Да я и не собирался. Обошлось без Лубянки – и спасибо. Проиграл я только то, что вообще рассекретился и теперь должен был с тройной осторожностью прятать свои готовые рукописи и текущую работу. Я ответил:

– Это в молодости важно – скорей увидеть себя в печати. А теперь уж у меня другое дыхание.

* * *

Так мы и расстались довольно надолго. Я не торопил Твардовского и в тот год не находил ничего неправильного в его медлительности. Да и с чем было эту медлительность сравнивать, какой единицей измерять? Разве в нашей литературе до того был подобный случай?

В пустой след упрекать легко. Когда куриное яйцо поставлено с малой смятинкой тыльца, то все видят, что оно может стоять. А до того оно у всех валилось. Кто из вельмож советской литературы до Твардовского или кроме Твардовского захотел бы и одерзел бы такую разрушительную повестушку предложить наверх? В начале 1962 года совсем нельзя было догадаться: какими путями придумает он действовать? насколько всё это ему удастся?

Но миновали годы, мы знаем, что Твардовский напечатал рассказ с задержкой в 11 месяцев, и теперь легко его упрекнуть, что он не торопился, что он тянул. Когда мой рассказ только-только пришёл в редакцию, Никита ещё рвал и метал против Сталина, он искал, каким ещё камнем бросить, – и так бы пришлось ему к руке свидетельство пострадавшего! Да если б сразу тогда, в инерции XXII съезда, напечатать «Ивана Денисовича», то ещё бы легче далось противосталинское улюлюканье вокруг него и, думаю, Никита в запальчивости охотно бы закатал в «Правду» и мои главы «Одна ночь Сталина» из «Круга первого». Такая правдинская публикация с тиражиком в 5 миллионов мне очень ясно, почти зрительно рисовалась, я её видел как въявь.

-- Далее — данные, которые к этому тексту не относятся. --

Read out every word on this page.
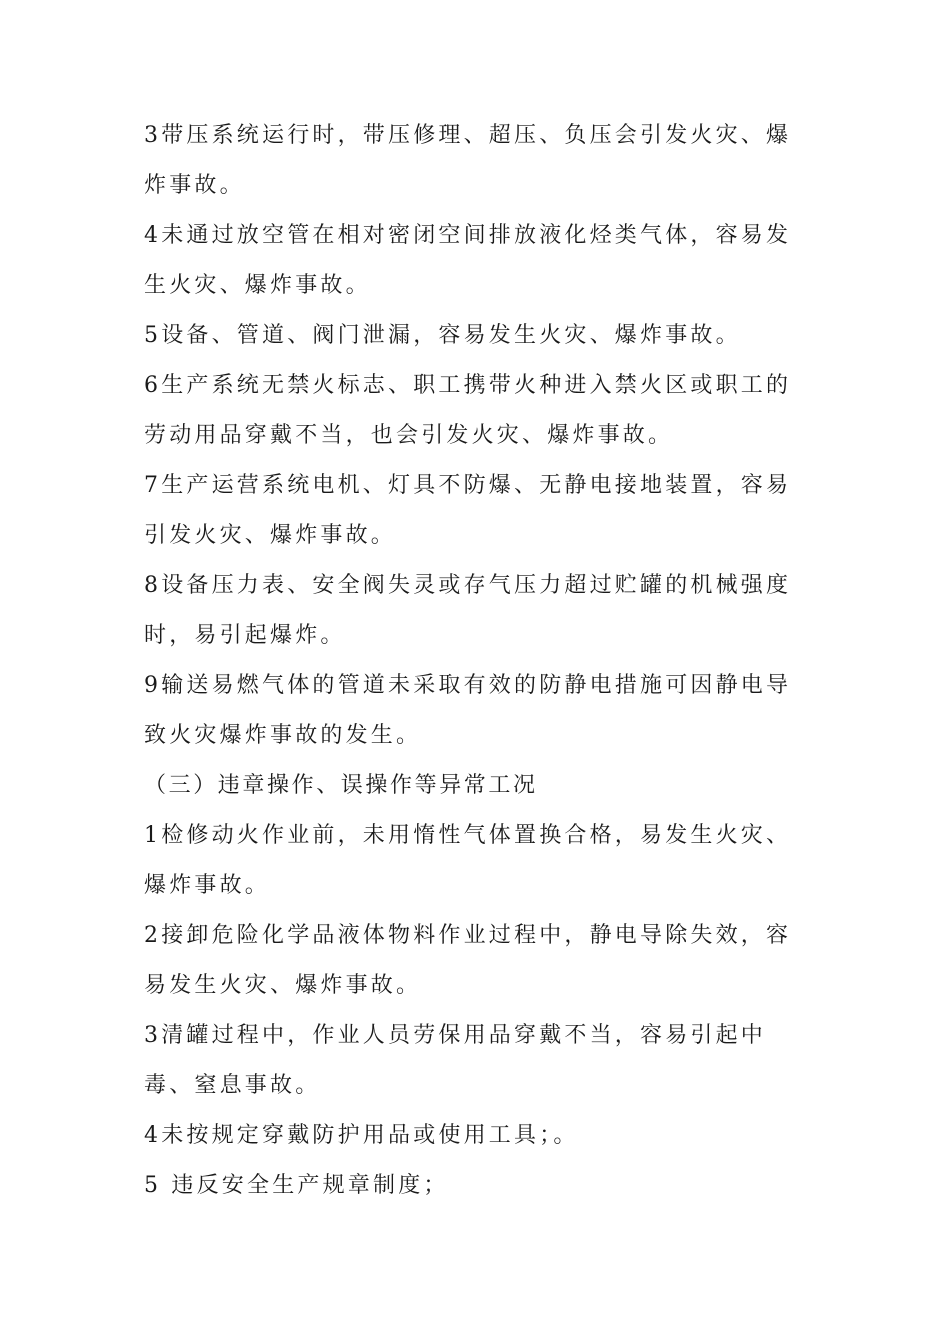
3带压系统运行时，带压修理、超压、负压会引发火灾、爆炸事故。

4未通过放空管在相对密闭空间排放液化烃类气体，容易发生火灾、爆炸事故。

5设备、管道、阀门泄漏，容易发生火灾、爆炸事故。

6生产系统无禁火标志、职工携带火种进入禁火区或职工的劳动用品穿戴不当，也会引发火灾、爆炸事故。

7生产运营系统电机、灯具不防爆、无静电接地装置，容易引发火灾、爆炸事故。

8设备压力表、安全阀失灵或存气压力超过贮罐的机械强度时，易引起爆炸。

9输送易燃气体的管道未采取有效的防静电措施可因静电导致火灾爆炸事故的发生。

（三）违章操作、误操作等异常工况

1检修动火作业前，未用惰性气体置换合格，易发生火灾、爆炸事故。

2接卸危险化学品液体物料作业过程中，静电导除失效，容易发生火灾、爆炸事故。

3清罐过程中，作业人员劳保用品穿戴不当，容易引起中毒、窒息事故。

4未按规定穿戴防护用品或使用工具；。

5 违反安全生产规章制度；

Однако не сам же бы я понёс и донёс рассказ Никите? Без содействия Твардовского никакой бы и XXII съезд не помог. Но вместе с тем как не сказать теперь, что упустили и мы золотую пору, приливную волну, которая перекинула бы наш бочонок куда-куда дальше за гряду сталинистских скал и только там бы раскрыла содержимое. Напечатай мы тогда, в 2–3 месяца после съезда, ещё и главы о Сталине – насколько бы непоправимей мы его обнажили, насколько бы затруднили позднейшую подрумянку. Литература могла ускорить историю. Но не ускорила.